The following letter was written to a seventh-grade boy from QWERTY after completing a comprehensive evaluation. Rick just began seventh grade in a new middle school and is frustrated by the increased homework load he is facing. The point here is that helping your student realize that learning isn't just about the facts or the grade can help him or her to "push through" some of those times when homework seems pointless.
It was great to talk to you on the phone the other day and hear how the school year is starting out. We think this could be a really great year for you! You asked us a good question, and we think it deserves just as good an answer. That’s why we decided to write down a few of the things and add a little more to it now. We figured if we wrote it down, we could also share it with a bunch of other teenagers who sometimes wonder the same thing you do. You asked, “Why do we have homework?” Then you added, “Especially when I don’t learn anything from it.” Good question(s).

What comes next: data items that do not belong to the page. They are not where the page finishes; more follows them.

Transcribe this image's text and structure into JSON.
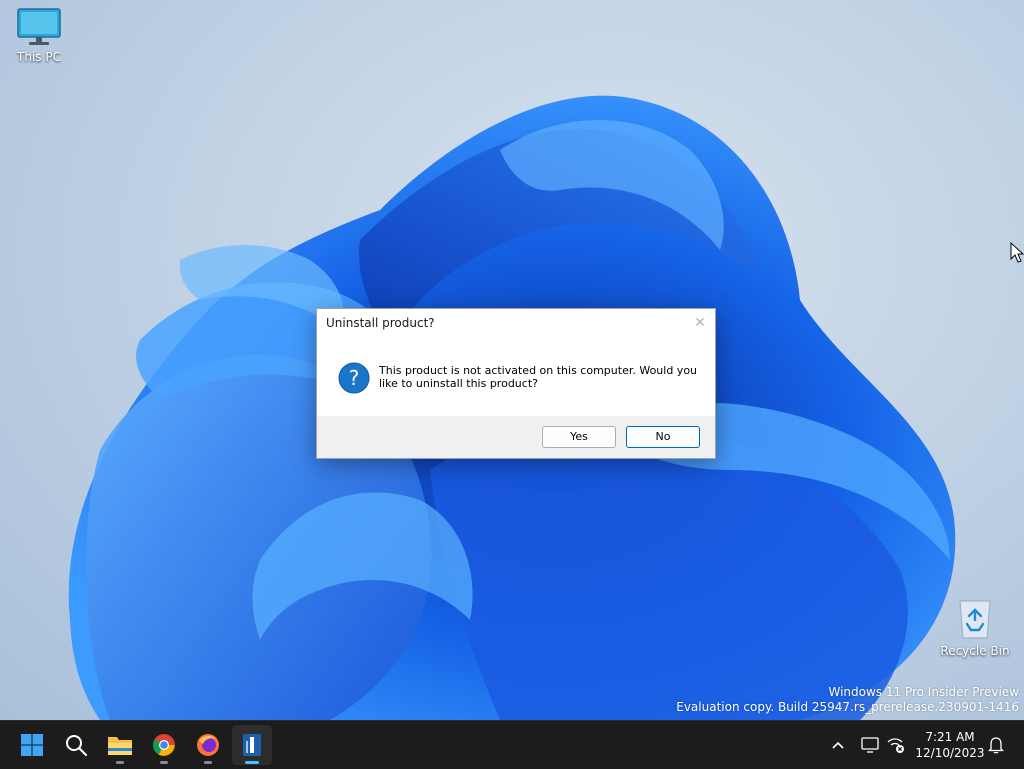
{
  "desktop": {
    "icons": [
      {
        "label": "This PC"
      },
      {
        "label": "Recycle Bin"
      }
    ],
    "watermark": {
      "line1": "Windows 11 Pro Insider Preview",
      "line2": "Evaluation copy. Build 25947.rs_prerelease.230901-1416"
    }
  },
  "dialog": {
    "title": "Uninstall product?",
    "close_label": "✕",
    "icon": "question-icon",
    "message": "This product is not activated on this computer.  Would you like to uninstall this product?",
    "buttons": {
      "yes": "Yes",
      "no": "No"
    }
  },
  "taskbar": {
    "items": [
      {
        "name": "start-icon"
      },
      {
        "name": "search-icon"
      },
      {
        "name": "file-explorer-icon"
      },
      {
        "name": "chrome-icon"
      },
      {
        "name": "firefox-icon"
      },
      {
        "name": "installer-app-icon",
        "active": true
      }
    ],
    "tray": [
      "chevron-up-icon",
      "display-icon",
      "network-disconnected-icon",
      "notification-bell-icon"
    ],
    "clock": {
      "time": "7:21 AM",
      "date": "12/10/2023"
    }
  },
  "colors": {
    "accent": "#0067c0",
    "bloom_dark": "#0a3fb8",
    "bloom_light": "#2f8bff",
    "taskbar": "#1c1c1c"
  }
}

That second part is a real bummer. It is hard as heck to feel motivated to do homework if it doesn’t feel like you are learning anything from it. So if you are going to deal with the fact that homework just simply is NOT going to go away, it is especially important to think about the first part of your question.

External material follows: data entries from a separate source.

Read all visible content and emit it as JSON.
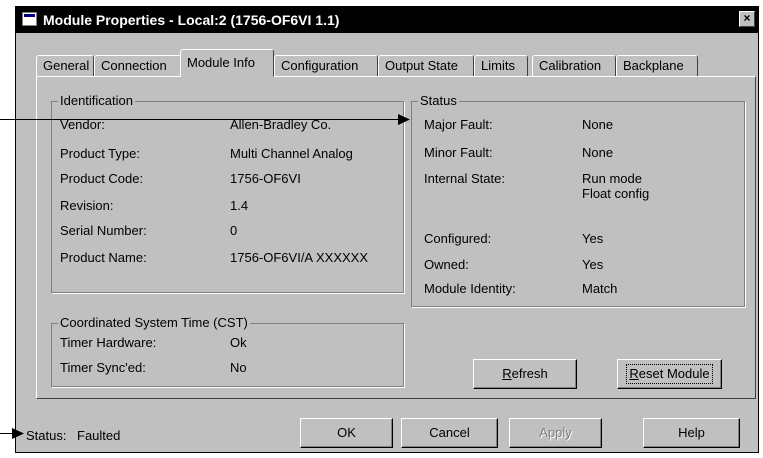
{
  "window": {
    "title": "Module Properties - Local:2 (1756-OF6VI 1.1)",
    "close_glyph": "×"
  },
  "tabs": [
    {
      "label": "General"
    },
    {
      "label": "Connection"
    },
    {
      "label": "Module Info",
      "active": true
    },
    {
      "label": "Configuration"
    },
    {
      "label": "Output State"
    },
    {
      "label": "Limits"
    },
    {
      "label": "Calibration"
    },
    {
      "label": "Backplane"
    }
  ],
  "identification": {
    "title": "Identification",
    "rows": [
      {
        "label": "Vendor:",
        "value": "Allen-Bradley Co."
      },
      {
        "label": "Product Type:",
        "value": "Multi Channel Analog"
      },
      {
        "label": "Product Code:",
        "value": "1756-OF6VI"
      },
      {
        "label": "Revision:",
        "value": "1.4"
      },
      {
        "label": "Serial Number:",
        "value": "0"
      },
      {
        "label": "Product Name:",
        "value": "1756-OF6VI/A XXXXXX"
      }
    ]
  },
  "cst": {
    "title": "Coordinated System Time (CST)",
    "rows": [
      {
        "label": "Timer Hardware:",
        "value": "Ok"
      },
      {
        "label": "Timer Sync'ed:",
        "value": "No"
      }
    ]
  },
  "status_group": {
    "title": "Status",
    "rows": [
      {
        "label": "Major Fault:",
        "value": "None"
      },
      {
        "label": "Minor Fault:",
        "value": "None"
      },
      {
        "label": "Internal State:",
        "value": "Run mode",
        "value2": "Float config"
      },
      {
        "label": "Configured:",
        "value": "Yes"
      },
      {
        "label": "Owned:",
        "value": "Yes"
      },
      {
        "label": "Module Identity:",
        "value": "Match"
      }
    ]
  },
  "buttons": {
    "refresh": {
      "pre": "",
      "u": "R",
      "post": "efresh"
    },
    "reset": {
      "pre": "",
      "u": "R",
      "post": "eset Module"
    },
    "ok": "OK",
    "cancel": "Cancel",
    "apply": "Apply",
    "help": "Help"
  },
  "footer": {
    "status_label": "Status:",
    "status_value": "Faulted"
  }
}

Sometimes we have homework to help our memory. When it comes to remembering, nothing beats going over something an extra time later in the day. Sometimes we have homework for added practice. Most skills get better the more we practice them. Examples include sports, artistic projects, typing . . . and reading, writing, math, and learning about subjects like science and history. Sometimes we have homework to learning about subjects like science and history. Sometimes we have homework to help us exercise our mind’s energy: you’ve heard people say, “Use it or lose it,” and they are right when it comes to your mind.
There’s another reason to do homework, and we think it’s the most important of all. We just spent a bunch of time learning about your mind as it relates to school. For example, we learned that you have great logic, good vocabulary, excellent approaches to how to master a skill, and many more strengths. We also saw that you have a harder time with writing down your great thoughts and that you can get especially frustrated when some jobs get difficult or boring. Sometimes we have homework so we can practice our understanding of all that stuff. We might not be learning history—we might be learning how we learn history and thus how we can learn other things better. We might not be learning how to do long division—we might be learning how we can manage doing a lot of repetitious and boring work. Believe us, there’s plenty of that in the world, and it helps to learn to handle it. We might not be learning science—we might be practicing how to organize our ideas in our heads or on paper. We learn a lot from homework, even when it doesn’t feel like it. And truly intelligent kids learn even more, because they look for what they can learn in their homework instead of just hoping learning will happen to them while they do homework.